Indeed, this listless mobility weaves into the narrative throughout the final three vignettes and seemed to be one of the strongest unifying themes of the film as a whole. The characters seem to have little compunction against abandoning their place of abode for somewhere new, whether out of necessity or, in the case of the Zhou character, for the sheer desire to be an abandoner of past and family in favor of something new. China is indeed undergoing the largest mass migration in human history, and the way in which these characters constantly reshuffle their lives around jobs and lovers, alighting at their family homes before departing for parts unknown, seems realistic when set in this context.

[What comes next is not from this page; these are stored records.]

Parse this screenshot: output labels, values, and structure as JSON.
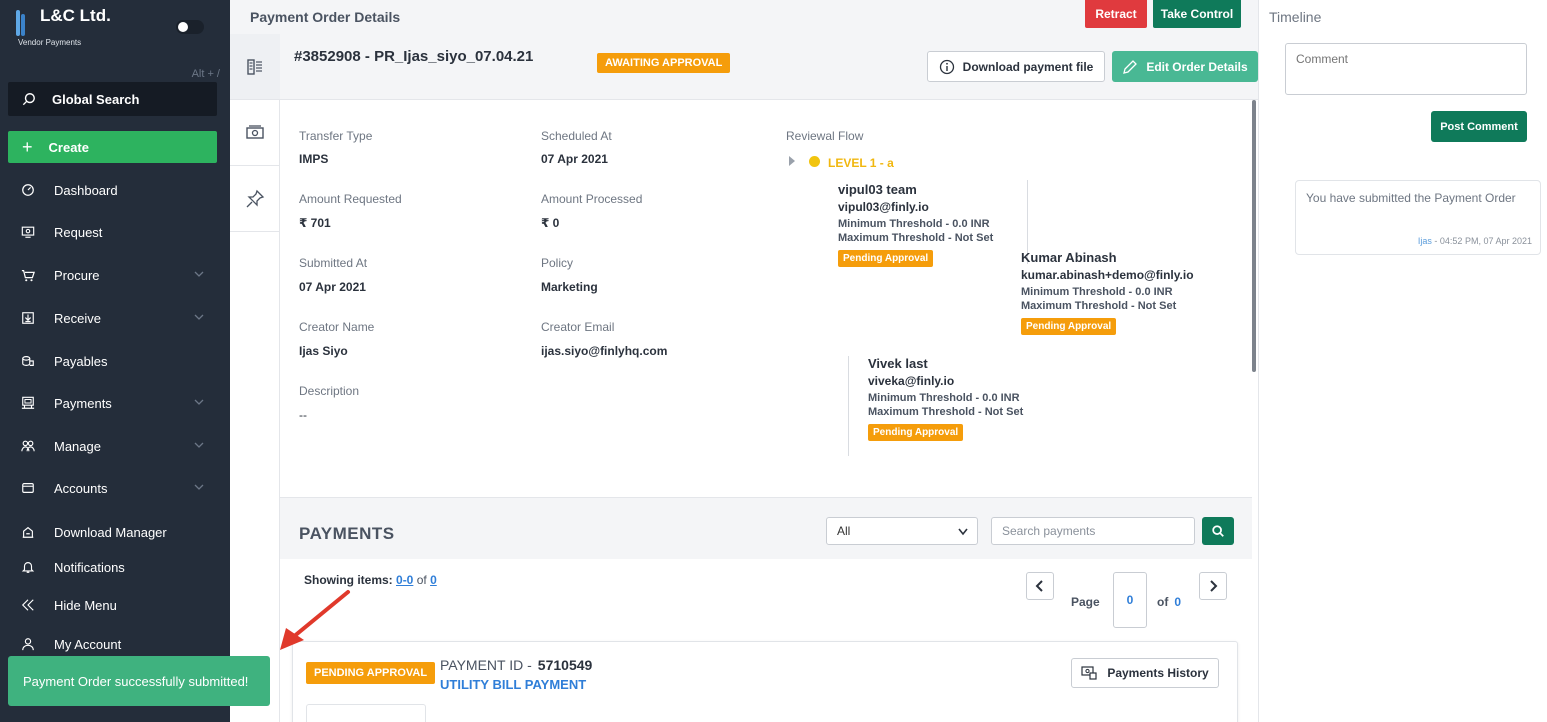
{
  "sidebar": {
    "brand_name": "L&C Ltd.",
    "brand_sub": "Vendor Payments",
    "alt_hint": "Alt + /",
    "search_label": "Global Search",
    "create_label": "Create",
    "items": [
      {
        "label": "Dashboard",
        "icon": "dashboard-icon"
      },
      {
        "label": "Request",
        "icon": "request-icon"
      },
      {
        "label": "Procure",
        "icon": "cart-icon"
      },
      {
        "label": "Receive",
        "icon": "receive-icon"
      },
      {
        "label": "Payables",
        "icon": "coins-icon"
      },
      {
        "label": "Payments",
        "icon": "payments-icon"
      },
      {
        "label": "Manage",
        "icon": "users-icon"
      },
      {
        "label": "Accounts",
        "icon": "folder-icon"
      },
      {
        "label": "Download Manager",
        "icon": "download-manager-icon"
      },
      {
        "label": "Notifications",
        "icon": "bell-icon"
      },
      {
        "label": "Hide Menu",
        "icon": "double-chevron-left-icon"
      },
      {
        "label": "My Account",
        "icon": "user-icon"
      }
    ]
  },
  "toast": {
    "message": "Payment Order successfully submitted!"
  },
  "header": {
    "title": "Payment Order Details",
    "retract_label": "Retract",
    "take_control_label": "Take Control"
  },
  "order": {
    "title": "#3852908  -  PR_Ijas_siyo_07.04.21",
    "status": "AWAITING APPROVAL",
    "download_label": "Download payment file",
    "edit_label": "Edit Order Details"
  },
  "details": {
    "transfer_type_label": "Transfer Type",
    "transfer_type": "IMPS",
    "scheduled_label": "Scheduled At",
    "scheduled": "07 Apr 2021",
    "amount_req_label": "Amount Requested",
    "amount_req": "₹ 701",
    "amount_proc_label": "Amount Processed",
    "amount_proc": "₹ 0",
    "submitted_label": "Submitted At",
    "submitted": "07 Apr 2021",
    "policy_label": "Policy",
    "policy": "Marketing",
    "creator_name_label": "Creator Name",
    "creator_name": "Ijas Siyo",
    "creator_email_label": "Creator Email",
    "creator_email": "ijas.siyo@finlyhq.com",
    "description_label": "Description",
    "description": "--"
  },
  "review": {
    "label": "Reviewal Flow",
    "level": "LEVEL 1  -  a",
    "approvers": [
      {
        "name": "vipul03 team",
        "email": "vipul03@finly.io",
        "min": "Minimum Threshold -  0.0 INR",
        "max": "Maximum Threshold -  Not Set",
        "status": "Pending Approval"
      },
      {
        "name": "Kumar Abinash",
        "email": "kumar.abinash+demo@finly.io",
        "min": "Minimum Threshold -  0.0 INR",
        "max": "Maximum Threshold -  Not Set",
        "status": "Pending Approval"
      },
      {
        "name": "Vivek last",
        "email": "viveka@finly.io",
        "min": "Minimum Threshold -  0.0 INR",
        "max": "Maximum Threshold -  Not Set",
        "status": "Pending Approval"
      }
    ]
  },
  "payments": {
    "title": "PAYMENTS",
    "filter_value": "All",
    "search_placeholder": "Search payments",
    "showing_label": "Showing items:",
    "showing_range": "0-0",
    "showing_of": "of",
    "showing_total": "0",
    "page_label": "Page",
    "page_current": "0",
    "page_of": "of",
    "page_total": "0",
    "card": {
      "status": "PENDING APPROVAL",
      "id_label": "PAYMENT ID  -",
      "id": "5710549",
      "type": "UTILITY BILL PAYMENT",
      "history_label": "Payments History"
    }
  },
  "timeline": {
    "title": "Timeline",
    "comment_placeholder": "Comment",
    "post_label": "Post Comment",
    "entry_message": "You have submitted the Payment Order",
    "entry_user": "Ijas",
    "entry_time": " - 04:52 PM, 07 Apr 2021"
  },
  "colors": {
    "sidebar_bg": "#242d3a",
    "create_green": "#2db35f",
    "primary_green": "#0f7a5a",
    "retract_red": "#e03a3e",
    "status_orange": "#f59d0b",
    "link_blue": "#2f7ed8",
    "toast_green": "#3fb27f",
    "arrow_red": "#e0392b"
  }
}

The order in which Jia chose to place each of these vignettes appears to form a kind of meta-narrative, descending from the high vantage point of characters who proactively seek redress and agency towards a state of utter hopelessness in the face of a bleak future, driving them towards either death or a profound detachment. The final scene, in which the young woman, who we last see as having cut her hair short and fabricated a new identity, stumbling aimlessly through the barren landscape before joining a crowd of blank faces gazing at a puppet show ends the film on a hollow, bitter note.
This is, after all, Jia’s puppet show, one in which he cruelly dangles his marionettes in agony before cutting their strings and smashing them on the ground. In Jia’s version of China, though, the real puppeteers seem to be the most wealthy and powerful, whose fortunes and statuses allow them to not only afford lavish lifestyles in significant disparity from the meager existence of the various protagonists, but also permit them to do as they please with impunity. However, the initial vignette, is an answer to this problem, a fantasy in the style of the 2011 film God Bless America in which Jia gets to have some darkly humorous fun of his own as his protagonist sets about literally blowing the heads off of those who have wronged him.
Jia’s fascinating film serves his homeland up to audiences as a cynical, lawless society in which violence permeates daily life and wealth is the only respected authority until it annulled at the barrel of a gun or the edge of a knife. Jia stays away from explicit criticism of the policies that have led to this sort of situation, but the implications of the desperation and restlessness with which he portrays the lives of his main characters suggest these are but a microcosm of problems on a macro scale.